# In this thread...



## Drew (Nov 3, 2007)

...Chris will most likely NOT have his 20,000th post, as I suspect he's got something suitably epic planned, but I just wanted to call attention to the fact that I'm about to be no longer the only idiot who spents way too much time slacking off at work on these boards.


----------



## cadenhead (Nov 3, 2007)

I spend a lot of time slacking off here at work as well. 

I just don't post much as I don't usually have anything constructive to say.


----------



## Rick (Nov 3, 2007)

Drew said:


> ...Chris will most likely NOT have his 20,000th post, as I suspect he's got something suitably epic planned, but I just wanted to call attention to the fact that I'm about to be no longer the only idiot who spents way too much time slacking off at work on these boards.
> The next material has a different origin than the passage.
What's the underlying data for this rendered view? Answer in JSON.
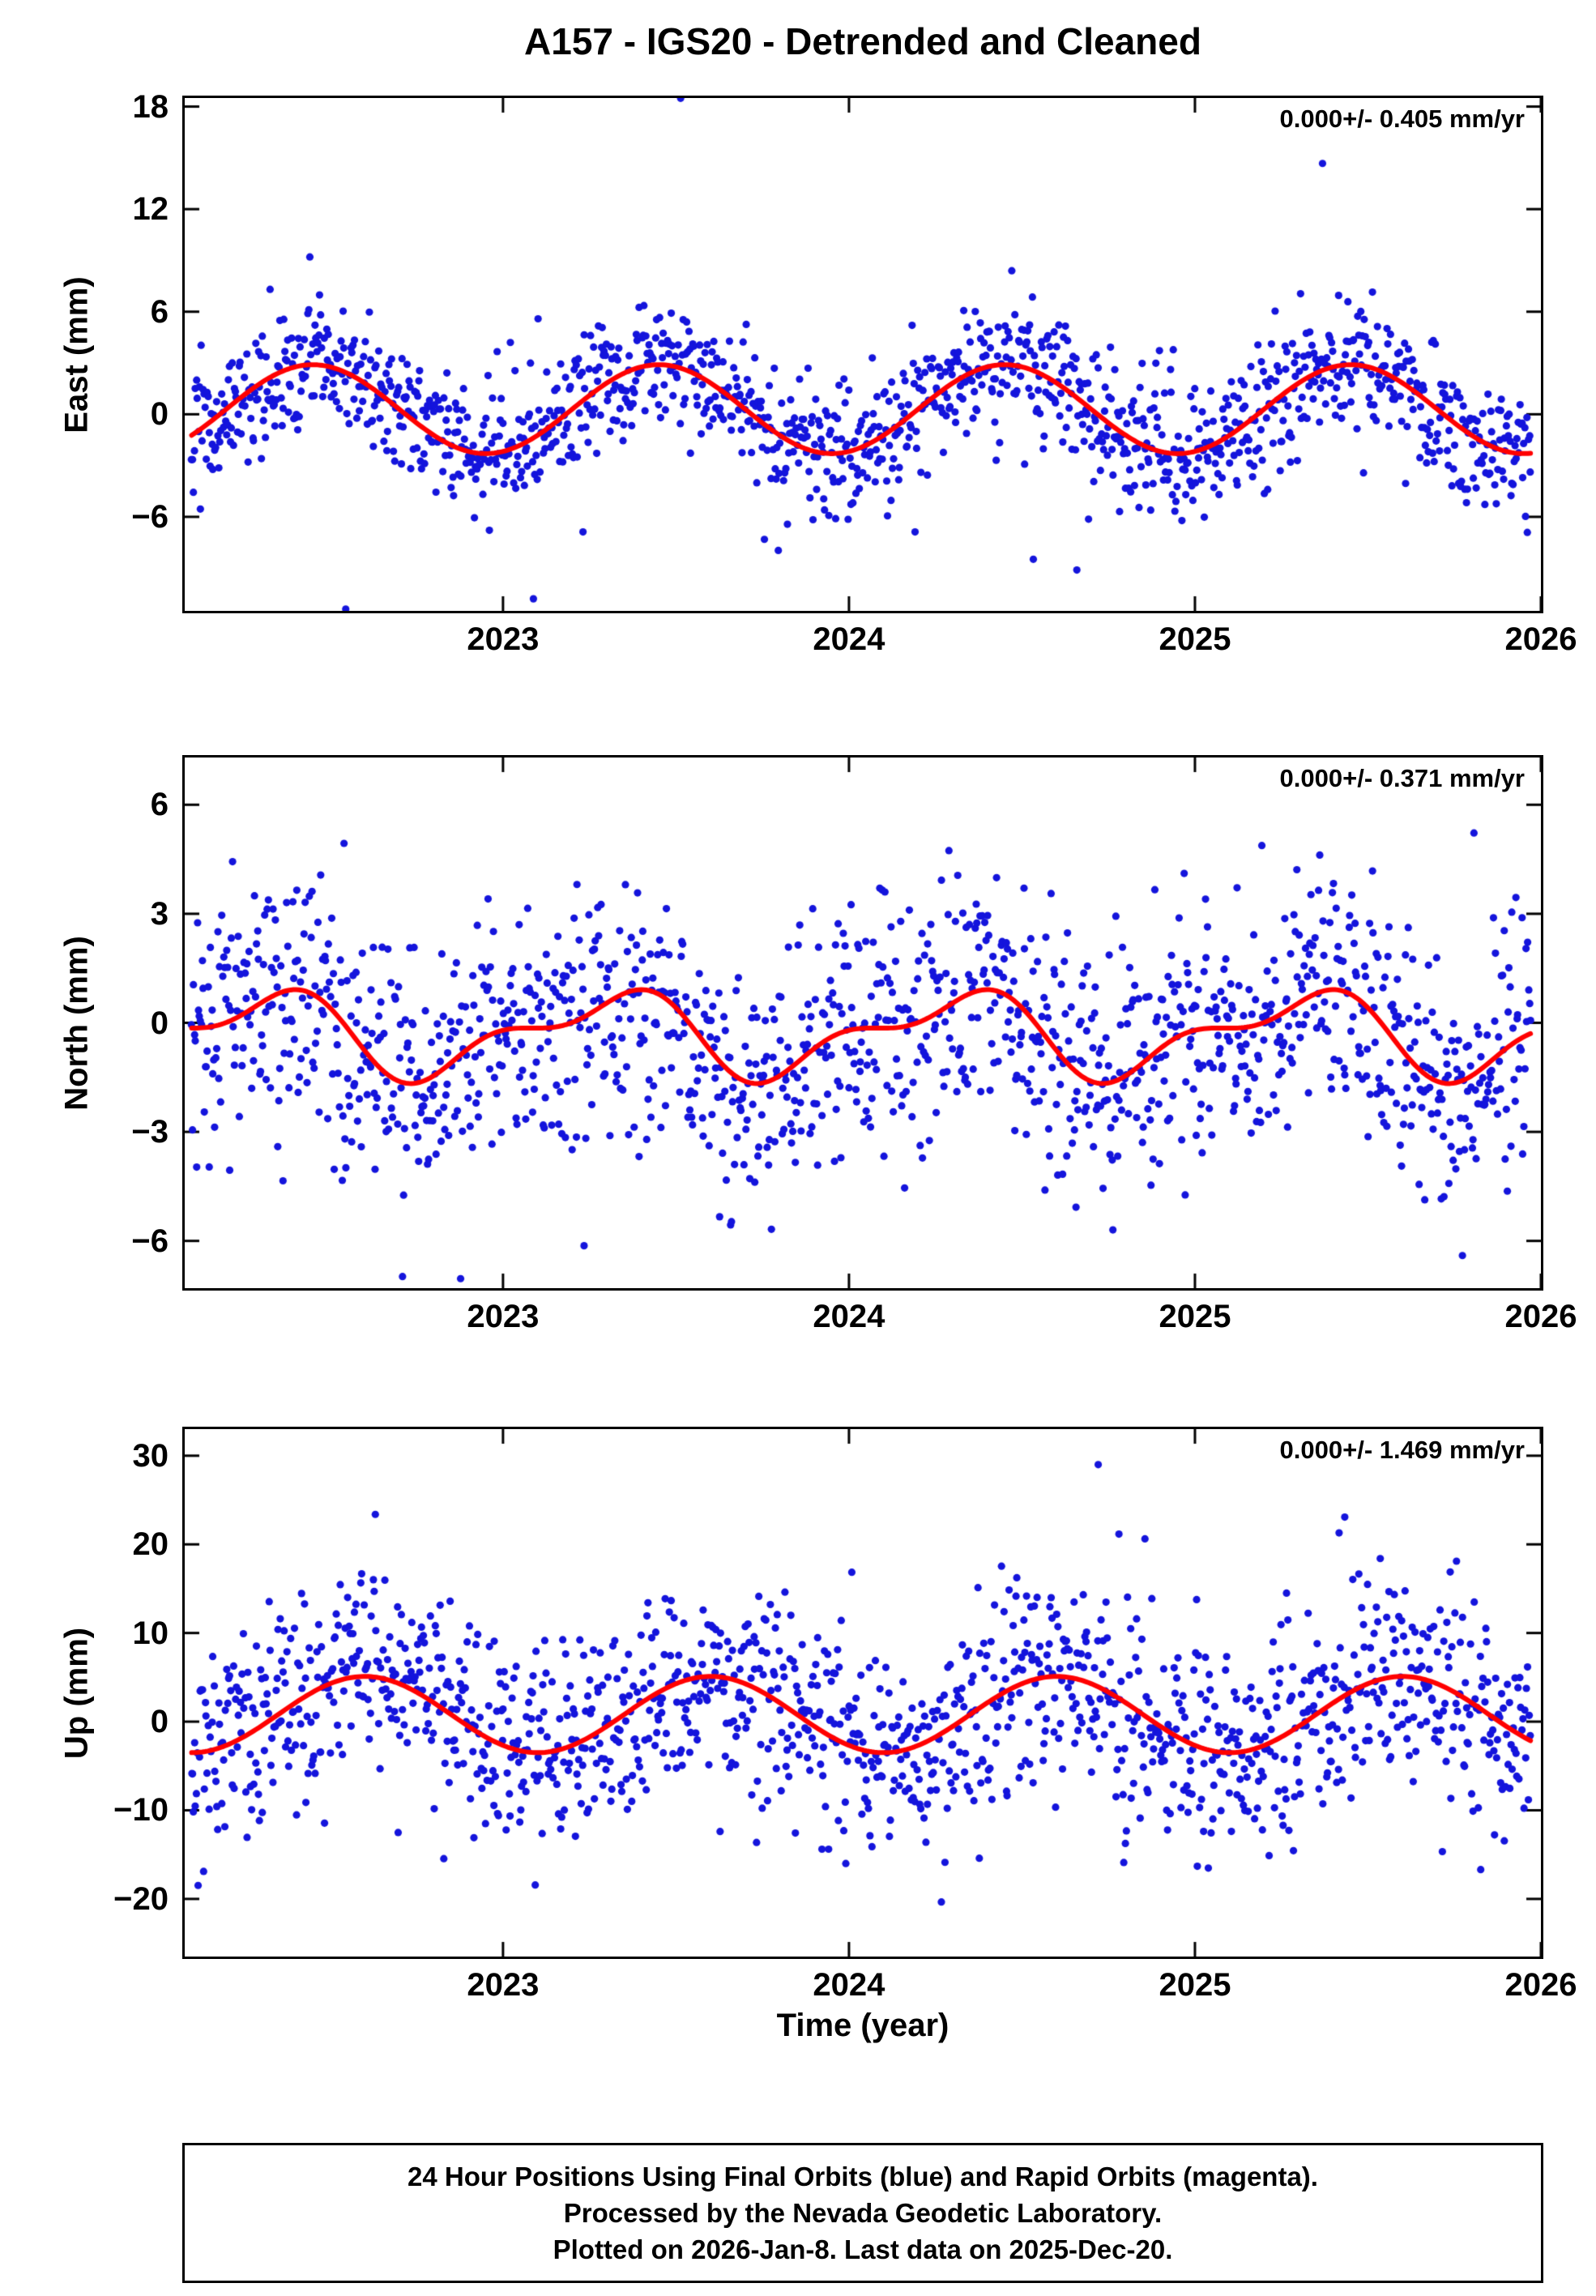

Uh, I think a lot of us spend way too much time slacking off at work on these boards.


----------



## Chris (Nov 3, 2007)

Drew Peterson is my hero.


----------



## playstopause (Nov 3, 2007)

Chris + Drew > *


----------



## D-EJ915 (Nov 3, 2007)

props


----------



## Metal Ken (Nov 3, 2007)

I'm only about 1900 posts behind chris... :/


----------



## Drew (Nov 4, 2007)

Chris said:


> Drew Peterson is my hero.


----------



## The Dark Wolf (Nov 4, 2007)

Awww...


----------



## ZeroSignal (Nov 4, 2007)

Then why aren't you two in the 100K thread?!?!


----------



## The Dark Wolf (Nov 4, 2007)

ZeroSignal said:


> Then why aren't you two in the 100K thread?!?!



Place for neeeewbs.


I'm your new god.


----------



## D-EJ915 (Nov 4, 2007)

ZeroSignal said:


> Then why aren't you two in the 100K thread?!?!


off-topic posts don't count? they whore for the post count, I whore for the feeling


----------